A partir destas duas conclusões, retornemos agora ao Evangelho. Nosso Senhor declara: “Uma árvore boa não pode dar maus frutos; nem uma árvore má, bons frutos.” A árvore boa é aquela que possui a integridade da Fé, cujo fruto só pode ser bom. Quem age conforme a reta doutrina produz frutos bons. Por outro lado, a árvore má é aquela em que a sã doutrina está misturada com o veneno da heresia; e quanto mais este veneno é sutil, mais os frutos desta árvore parecerão integralmente bons. Alguém que tenha experimentado a parte saudável do fruto pode, aliás, negar que ele esteja corrompido se considerar unicamente a parte que experimentou. Mas se considerar todas as partes do fruto, verá que ele já apodreceu em vários pontos; e se o fruto não for cortado, em breve ele estará inteiramente podre. Portanto, uma árvore má dá maus frutos porque lhe falta a integridade do bem, ainda que seus frutos maus frequentemente pareçam bons.

Dito isso, caros fiéis, não nos deixemos enganar pela aparência de bem de uma árvore má. O então Bispo de Málaga, Dom Angel Oria, aponta como sinais bem comuns dos falsos profetas a intransigência para com o vício e o ascetismo. Não raras vezes os inimigos da Igreja aparentam ser santos ou devotos, como Pelágio e os jansenistas eram tidos por santos. Mas o que os distinguem dos verdadeiros santos é que os falsos profetas não são enviados de Deus, contrariamente aos apóstolos. E hoje não são poucos que pretendem nos ensinar a doutrina, a vida de oração e as práticas de devoção sem jamais terem se submetido à autoridade da Igreja, mas procurando se esquivar da Teologia católica, da Hierarquia e da própria Tradição. Como diz Dom Angel: “Para o católico, todo doutor que não seja enviado ou aprovado por Cristo [isto é, pela Igreja], […] é um falso profeta.”
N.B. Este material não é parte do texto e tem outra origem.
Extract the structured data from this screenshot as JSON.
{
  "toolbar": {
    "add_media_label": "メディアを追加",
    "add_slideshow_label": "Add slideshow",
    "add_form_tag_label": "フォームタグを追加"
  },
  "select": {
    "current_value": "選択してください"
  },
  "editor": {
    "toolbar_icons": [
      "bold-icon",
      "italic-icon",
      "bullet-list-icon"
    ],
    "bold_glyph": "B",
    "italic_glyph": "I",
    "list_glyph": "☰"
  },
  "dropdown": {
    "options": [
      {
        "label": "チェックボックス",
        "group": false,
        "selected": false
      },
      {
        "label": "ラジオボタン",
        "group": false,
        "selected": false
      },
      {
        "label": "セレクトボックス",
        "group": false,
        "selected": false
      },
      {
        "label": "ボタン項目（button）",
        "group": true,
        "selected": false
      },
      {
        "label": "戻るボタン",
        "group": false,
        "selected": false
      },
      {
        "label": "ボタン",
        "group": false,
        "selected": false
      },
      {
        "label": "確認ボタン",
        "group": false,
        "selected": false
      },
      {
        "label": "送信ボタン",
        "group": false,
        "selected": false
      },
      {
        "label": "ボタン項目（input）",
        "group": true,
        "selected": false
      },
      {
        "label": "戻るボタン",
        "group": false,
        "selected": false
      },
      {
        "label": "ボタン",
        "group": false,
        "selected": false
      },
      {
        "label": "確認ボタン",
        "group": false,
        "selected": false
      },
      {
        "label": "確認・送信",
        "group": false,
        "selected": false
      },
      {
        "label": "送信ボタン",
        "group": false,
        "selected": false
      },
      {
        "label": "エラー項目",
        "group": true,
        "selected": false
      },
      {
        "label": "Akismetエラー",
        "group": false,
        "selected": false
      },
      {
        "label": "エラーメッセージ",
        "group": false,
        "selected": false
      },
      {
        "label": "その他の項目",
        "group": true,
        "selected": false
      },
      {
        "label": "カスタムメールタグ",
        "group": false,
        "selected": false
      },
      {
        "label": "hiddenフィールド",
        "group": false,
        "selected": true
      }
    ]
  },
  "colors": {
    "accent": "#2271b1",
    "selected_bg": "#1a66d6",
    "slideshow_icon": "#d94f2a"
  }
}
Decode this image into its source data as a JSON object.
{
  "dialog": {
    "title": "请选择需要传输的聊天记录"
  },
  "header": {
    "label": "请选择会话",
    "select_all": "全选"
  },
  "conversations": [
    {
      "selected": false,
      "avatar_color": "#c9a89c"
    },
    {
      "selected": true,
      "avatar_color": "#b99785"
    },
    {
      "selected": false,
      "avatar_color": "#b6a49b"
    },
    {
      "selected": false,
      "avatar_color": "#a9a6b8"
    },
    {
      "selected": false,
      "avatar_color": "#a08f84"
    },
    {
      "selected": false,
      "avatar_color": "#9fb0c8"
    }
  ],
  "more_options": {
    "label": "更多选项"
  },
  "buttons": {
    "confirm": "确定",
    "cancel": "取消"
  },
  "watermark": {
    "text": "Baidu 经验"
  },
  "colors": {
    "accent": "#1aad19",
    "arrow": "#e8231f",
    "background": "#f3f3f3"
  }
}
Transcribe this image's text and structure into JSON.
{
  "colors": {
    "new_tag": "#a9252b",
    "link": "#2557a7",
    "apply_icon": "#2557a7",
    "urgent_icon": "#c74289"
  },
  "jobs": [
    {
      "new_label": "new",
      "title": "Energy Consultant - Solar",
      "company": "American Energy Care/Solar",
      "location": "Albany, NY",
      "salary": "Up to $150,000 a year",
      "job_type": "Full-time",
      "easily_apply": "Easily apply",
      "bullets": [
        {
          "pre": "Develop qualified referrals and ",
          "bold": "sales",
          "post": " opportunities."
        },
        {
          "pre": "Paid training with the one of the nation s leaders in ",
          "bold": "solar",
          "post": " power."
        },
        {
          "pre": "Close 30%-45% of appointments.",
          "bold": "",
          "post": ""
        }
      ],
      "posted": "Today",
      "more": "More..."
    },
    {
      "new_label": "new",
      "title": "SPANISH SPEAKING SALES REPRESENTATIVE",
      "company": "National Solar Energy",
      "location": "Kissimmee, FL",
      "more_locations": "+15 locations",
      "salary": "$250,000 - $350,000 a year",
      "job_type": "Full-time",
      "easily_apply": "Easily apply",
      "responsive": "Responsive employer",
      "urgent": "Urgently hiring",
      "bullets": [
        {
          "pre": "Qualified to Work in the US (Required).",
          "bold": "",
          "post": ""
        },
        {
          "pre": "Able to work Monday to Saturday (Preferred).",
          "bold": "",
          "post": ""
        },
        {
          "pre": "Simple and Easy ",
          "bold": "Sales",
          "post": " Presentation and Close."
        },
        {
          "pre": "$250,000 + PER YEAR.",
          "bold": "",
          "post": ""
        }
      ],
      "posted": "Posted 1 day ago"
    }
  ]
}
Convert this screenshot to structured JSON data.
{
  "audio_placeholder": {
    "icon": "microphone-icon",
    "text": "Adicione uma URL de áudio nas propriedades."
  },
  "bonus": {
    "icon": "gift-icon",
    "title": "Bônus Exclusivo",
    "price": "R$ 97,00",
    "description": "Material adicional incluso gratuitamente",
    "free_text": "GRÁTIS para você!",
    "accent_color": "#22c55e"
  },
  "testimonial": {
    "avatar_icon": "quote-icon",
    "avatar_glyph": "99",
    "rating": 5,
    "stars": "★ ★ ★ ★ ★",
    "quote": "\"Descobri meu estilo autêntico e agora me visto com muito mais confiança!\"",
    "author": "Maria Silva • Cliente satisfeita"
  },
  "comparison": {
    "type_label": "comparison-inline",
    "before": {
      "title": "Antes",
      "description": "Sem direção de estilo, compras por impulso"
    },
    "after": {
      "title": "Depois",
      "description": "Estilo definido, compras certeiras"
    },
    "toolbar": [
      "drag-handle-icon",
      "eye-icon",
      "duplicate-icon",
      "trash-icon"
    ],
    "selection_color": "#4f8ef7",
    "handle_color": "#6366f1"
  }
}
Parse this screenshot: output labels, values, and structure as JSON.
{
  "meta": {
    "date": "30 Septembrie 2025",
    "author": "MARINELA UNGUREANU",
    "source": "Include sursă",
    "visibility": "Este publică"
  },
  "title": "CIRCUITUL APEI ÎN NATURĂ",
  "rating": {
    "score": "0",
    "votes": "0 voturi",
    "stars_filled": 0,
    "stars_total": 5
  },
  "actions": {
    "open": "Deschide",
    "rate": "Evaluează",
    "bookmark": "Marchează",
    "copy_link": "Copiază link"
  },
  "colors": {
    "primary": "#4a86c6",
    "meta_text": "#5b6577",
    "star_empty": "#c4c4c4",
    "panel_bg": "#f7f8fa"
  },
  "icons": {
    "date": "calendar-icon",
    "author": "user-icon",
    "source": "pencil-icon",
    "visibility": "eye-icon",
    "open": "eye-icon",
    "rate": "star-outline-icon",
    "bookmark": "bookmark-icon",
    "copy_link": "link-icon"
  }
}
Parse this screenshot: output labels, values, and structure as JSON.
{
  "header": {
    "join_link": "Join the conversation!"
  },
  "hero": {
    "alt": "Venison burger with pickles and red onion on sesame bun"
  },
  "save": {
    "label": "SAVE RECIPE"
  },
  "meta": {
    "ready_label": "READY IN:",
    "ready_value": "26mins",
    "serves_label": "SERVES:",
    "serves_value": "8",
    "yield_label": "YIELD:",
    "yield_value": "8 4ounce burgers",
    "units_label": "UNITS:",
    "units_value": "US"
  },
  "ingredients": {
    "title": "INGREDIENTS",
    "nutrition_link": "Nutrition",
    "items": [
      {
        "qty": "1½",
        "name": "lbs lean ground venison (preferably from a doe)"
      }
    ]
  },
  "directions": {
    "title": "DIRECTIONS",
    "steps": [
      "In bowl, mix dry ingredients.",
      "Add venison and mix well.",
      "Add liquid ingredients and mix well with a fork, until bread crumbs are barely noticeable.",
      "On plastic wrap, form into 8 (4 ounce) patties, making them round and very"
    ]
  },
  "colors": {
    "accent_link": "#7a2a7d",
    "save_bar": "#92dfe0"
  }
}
Caros fiéis, se recebemos nossa formação católica de um doutor que não submeteu o seu pensamento ou a sua atividade à legítima autoridade da Igreja, como podemos ter a garantia de que não estamos experimentando um fruto mau com aparência de fruto bom? A salvação é o negócio mais importante de nossa vida; nada mais seguro, portanto, do que formar a própria Fé pelos santos doutores da Igreja, que podem nos ensinar tanto a doutrina autêntica quanto a santidade verdadeira.